Dia adalah keturunan ulama sejati dan cendikiawan sejati dari wilayah ini, yang hidupnya penuh berkah, menggunakan bahasa dan pena dalam pelayanan menghidupkan kembali kebajikan dan keadilan. Dia adalah salah satu pelopor pemahaman dan modernisasi ajaran Ahlul Bait (as). Untuk dapat mengambil konsep-konsep yang memberi hidup dan mencerahkan dari perspektif baru dan menyajikannya dalam format baru.

 

Rahbar atau Pemimpin Besar Revolusi Islam Iran, Ayatullah Khamenei di pesannya mengucapkan belasungkawa atas wafatnya ulama dan cendikiawan besar Iran ini.

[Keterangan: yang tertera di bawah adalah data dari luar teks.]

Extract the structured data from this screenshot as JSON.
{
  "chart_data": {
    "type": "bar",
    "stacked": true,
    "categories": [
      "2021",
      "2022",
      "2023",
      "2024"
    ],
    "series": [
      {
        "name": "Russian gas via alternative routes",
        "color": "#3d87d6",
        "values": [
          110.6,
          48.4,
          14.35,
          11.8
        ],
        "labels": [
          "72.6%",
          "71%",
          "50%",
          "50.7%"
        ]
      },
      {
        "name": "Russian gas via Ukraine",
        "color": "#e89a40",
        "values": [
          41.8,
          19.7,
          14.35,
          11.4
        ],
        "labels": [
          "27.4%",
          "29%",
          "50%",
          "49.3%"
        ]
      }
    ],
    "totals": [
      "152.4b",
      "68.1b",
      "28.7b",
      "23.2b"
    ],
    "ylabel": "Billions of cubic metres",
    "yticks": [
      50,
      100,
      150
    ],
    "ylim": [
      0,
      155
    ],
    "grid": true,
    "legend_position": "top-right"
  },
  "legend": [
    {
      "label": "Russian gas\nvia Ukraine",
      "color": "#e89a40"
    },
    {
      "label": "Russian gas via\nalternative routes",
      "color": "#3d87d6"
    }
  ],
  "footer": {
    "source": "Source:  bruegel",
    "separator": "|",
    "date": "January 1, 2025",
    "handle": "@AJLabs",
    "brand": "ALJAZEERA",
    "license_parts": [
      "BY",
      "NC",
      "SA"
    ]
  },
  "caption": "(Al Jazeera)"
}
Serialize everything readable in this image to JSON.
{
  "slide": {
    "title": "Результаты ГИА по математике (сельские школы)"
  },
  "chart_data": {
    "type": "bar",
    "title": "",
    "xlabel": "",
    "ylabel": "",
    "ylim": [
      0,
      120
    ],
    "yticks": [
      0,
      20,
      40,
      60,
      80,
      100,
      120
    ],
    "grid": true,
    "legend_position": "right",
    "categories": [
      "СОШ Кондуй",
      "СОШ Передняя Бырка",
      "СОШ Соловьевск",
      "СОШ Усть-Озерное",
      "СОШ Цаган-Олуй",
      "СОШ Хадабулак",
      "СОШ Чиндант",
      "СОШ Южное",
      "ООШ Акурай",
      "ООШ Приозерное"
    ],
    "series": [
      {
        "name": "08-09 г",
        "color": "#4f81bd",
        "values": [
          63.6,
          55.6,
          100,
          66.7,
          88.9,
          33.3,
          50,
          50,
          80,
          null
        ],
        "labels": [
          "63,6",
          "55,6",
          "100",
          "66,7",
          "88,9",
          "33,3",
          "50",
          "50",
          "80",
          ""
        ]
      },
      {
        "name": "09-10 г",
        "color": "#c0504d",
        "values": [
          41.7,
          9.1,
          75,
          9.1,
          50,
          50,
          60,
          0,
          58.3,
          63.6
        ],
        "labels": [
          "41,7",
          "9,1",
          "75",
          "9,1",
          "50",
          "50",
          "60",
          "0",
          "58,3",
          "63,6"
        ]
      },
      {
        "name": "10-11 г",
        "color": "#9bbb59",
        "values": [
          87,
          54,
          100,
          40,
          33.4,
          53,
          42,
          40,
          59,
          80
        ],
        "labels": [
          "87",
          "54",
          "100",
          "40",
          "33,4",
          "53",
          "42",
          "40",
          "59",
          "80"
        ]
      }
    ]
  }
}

Di pesan tersebut, Rahbar mengatakan, “Saya menerima berita menyedihkan atas wafatnya ulama dan pemikir besar, Mohammad-Reza Hakimi. Dia adalah seorang ilmuwan yang komprehensif, master sastra, pemikir inovatif, dan pembela keadilan. Dia menghabiskan hidupnya untuk melayani ajaran tinggi Al-Qur'an dan Sunnah, bebas dari belenggu materi, dan meninggalkan karya-karya berharga. Mengambil keuntungan dari kehadiran anggun dan kehangatan para ahli ulama dan spiritualitas di kota suci Mashhad, cadangan kepercayaan dan pengabdian dan kekayaan jiwa telah ditinggalkan di hati dan jiwa karakter tersayang ini yang akan memperkuatnya untuk masa depan dengan berkahnya hingga sisa hidupnya.”